Lydia turns to face her. My son, you stupid bitch. He is… He was my son. She steps toward her as she says the words, and when she sees the woman flinch, she realizes that her hand is raised, her palm open. She stops abruptly and hurries as quickly and as steadily as she can manage toward the door, out across the shopping-center parking lot, and onto the sidewalk that leads home.

She has heard, finally, what she feared people believed. It took more than six months for the words to reach her ears, and now that they have, she needs to get as far away from them as she can. She has no one to call, no one to rush home to. But when has she? She reviews the few possibilities — Earl; her mother; her father, who died before she knew him; Luke’s father, for only a little while; Rex, for too long, for which she will never forgive herself; Luke; June. None of these people were ever hers. They either belonged to someone else or had lives or lies that put them out of reach, or should have. This is not news, but what surprises her, after being alone for so long, is that it’s only now that it feels unbearable.

The sidewalk that leads to town is slick with leaves.

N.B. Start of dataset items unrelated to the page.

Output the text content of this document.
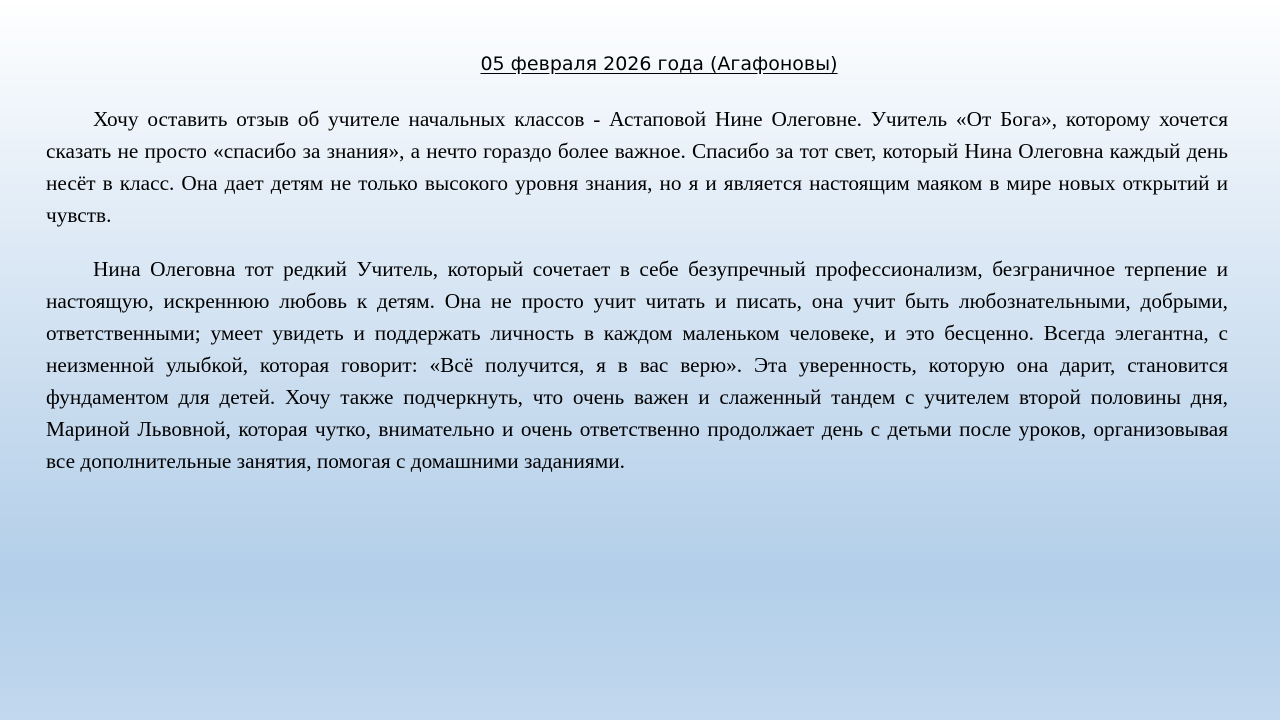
05 февраля 2026 года (Агафоновы)

Хочу оставить отзыв об учителе начальных классов - Астаповой Нине Олеговне. Учитель «От Бога», которому хочется сказать не просто «спасибо за знания», а нечто гораздо более важное. Спасибо за тот свет, который Нина Олеговна каждый день несёт в класс. Она дает детям не только высокого уровня знания, но я и является настоящим маяком в мире новых открытий и чувств.

Нина Олеговна тот редкий Учитель, который сочетает в себе безупречный профессионализм, безграничное терпение и настоящую, искреннюю любовь к детям. Она не просто учит читать и писать, она учит быть любознательными, добрыми, ответственными; умеет увидеть и поддержать личность в каждом маленьком человеке, и это бесценно. Всегда элегантна, с неизменной улыбкой, которая говорит: «Всё получится, я в вас верю». Эта уверенность, которую она дарит, становится фундаментом для детей. Хочу также подчеркнуть, что очень важен и слаженный тандем с учителем второй половины дня, Мариной Львовной, которая чутко, внимательно и очень ответственно продолжает день с детьми после уроков, организовывая все дополнительные занятия, помогая с домашними заданиями.
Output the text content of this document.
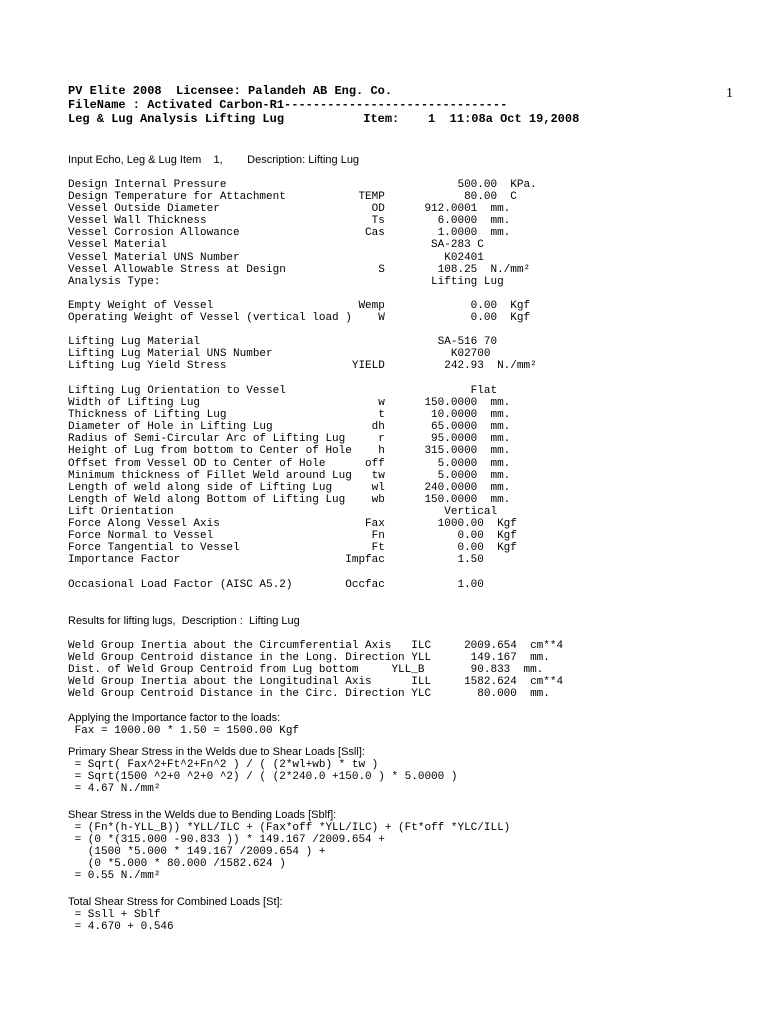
PV Elite 2008  Licensee: Palandeh AB Eng. Co.
FileName : Activated Carbon-R1-------------------------------
Leg & Lug Analysis Lifting Lug           Item:    1  11:08a Oct 19,2008
1
Input Echo, Leg & Lug Item    1,        Description: Lifting Lug
Design Internal Pressure                                   500.00  KPa.
Design Temperature for Attachment           TEMP            80.00  C
Vessel Outside Diameter                       OD      912.0001  mm.
Vessel Wall Thickness                         Ts        6.0000  mm.
Vessel Corrosion Allowance                   Cas        1.0000  mm.
Vessel Material                                        SA-283 C
Vessel Material UNS Number                               K02401
Vessel Allowable Stress at Design              S        108.25  N./mm²
Analysis Type:                                         Lifting Lug
Empty Weight of Vessel                      Wemp             0.00  Kgf
Operating Weight of Vessel (vertical load )    W             0.00  Kgf
Lifting Lug Material                                    SA-516 70
Lifting Lug Material UNS Number                           K02700
Lifting Lug Yield Stress                   YIELD         242.93  N./mm²
Lifting Lug Orientation to Vessel                            Flat
Width of Lifting Lug                           w      150.0000  mm.
Thickness of Lifting Lug                       t       10.0000  mm.
Diameter of Hole in Lifting Lug               dh       65.0000  mm.
Radius of Semi-Circular Arc of Lifting Lug     r       95.0000  mm.
Height of Lug from bottom to Center of Hole    h      315.0000  mm.
Offset from Vessel OD to Center of Hole      off        5.0000  mm.
Minimum thickness of Fillet Weld around Lug   tw        5.0000  mm.
Length of weld along side of Lifting Lug      wl      240.0000  mm.
Length of Weld along Bottom of Lifting Lug    wb      150.0000  mm.
Lift Orientation                                         Vertical
Force Along Vessel Axis                      Fax        1000.00  Kgf
Force Normal to Vessel                        Fn           0.00  Kgf
Force Tangential to Vessel                    Ft           0.00  Kgf
Importance Factor                         Impfac           1.50
Occasional Load Factor (AISC A5.2)        Occfac           1.00
Results for lifting lugs,  Description :  Lifting Lug
Weld Group Inertia about the Circumferential Axis   ILC     2009.654  cm**4
Weld Group Centroid distance in the Long. Direction YLL      149.167  mm.
Dist. of Weld Group Centroid from Lug bottom     YLL_B       90.833  mm.
Weld Group Inertia about the Longitudinal Axis      ILL     1582.624  cm**4
Weld Group Centroid Distance in the Circ. Direction YLC       80.000  mm.
Applying the Importance factor to the loads:
Fax = 1000.00 * 1.50 = 1500.00 Kgf
Primary Shear Stress in the Welds due to Shear Loads [Ssll]:
= Sqrt( Fax^2+Ft^2+Fn^2 ) / ( (2*wl+wb) * tw )
= Sqrt(1500 ^2+0 ^2+0 ^2) / ( (2*240.0 +150.0 ) * 5.0000 )
= 4.67 N./mm²
Shear Stress in the Welds due to Bending Loads [Sblf]:
= (Fn*(h-YLL_B)) *YLL/ILC + (Fax*off *YLL/ILC) + (Ft*off *YLC/ILL)
= (0 *(315.000 -90.833 )) * 149.167 /2009.654 +
(1500 *5.000 * 149.167 /2009.654 ) +
(0 *5.000 * 80.000 /1582.624 )
= 0.55 N./mm²
Total Shear Stress for Combined Loads [St]:
= Ssll + Sblf
= 4.670 + 0.546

They turned color late this year, some as late as Halloween, and clung to their branches until a nor’easter blew in and finally knocked them to earth. They are everywhere. She wants to run, but instead walks slowly, careful not to slip and cause another scene as she passes in front of the auto shop, the hospital thrift store, the flower shop, the historical society, the fabric store, the town library, the elementary school.

Each day, even in the rain, she walks. Her car, an old, light blue Chevy Lumina, parked behind the apartment building where she lives, hasn’t been driven in over a month. She only ever used it for cleaning jobs, and if she needed to go somewhere in town, she always saved gas by walking. The grocery store and the coffee shop are her only destinations now and she goes to both on foot.

She walks past St. David’s, where Luke’s funeral was held, the same church her mother took her to on Christmas Eves and Easter Sundays when she was growing up. Whether God is or isn’t, we cover the base, is what she’d say. And for that reason insisted she and Earl get married there, too. Luke’s funeral was the first time Lydia had stepped foot in the place since her wedding day and it surprised her that nothing had changed in over thirty years. The same dark wood, the same gloomy stained glass. God isn’t, she whispered that day, to herself and to her dead mother. And if He was, Lydia knew He’d long ago looked past her.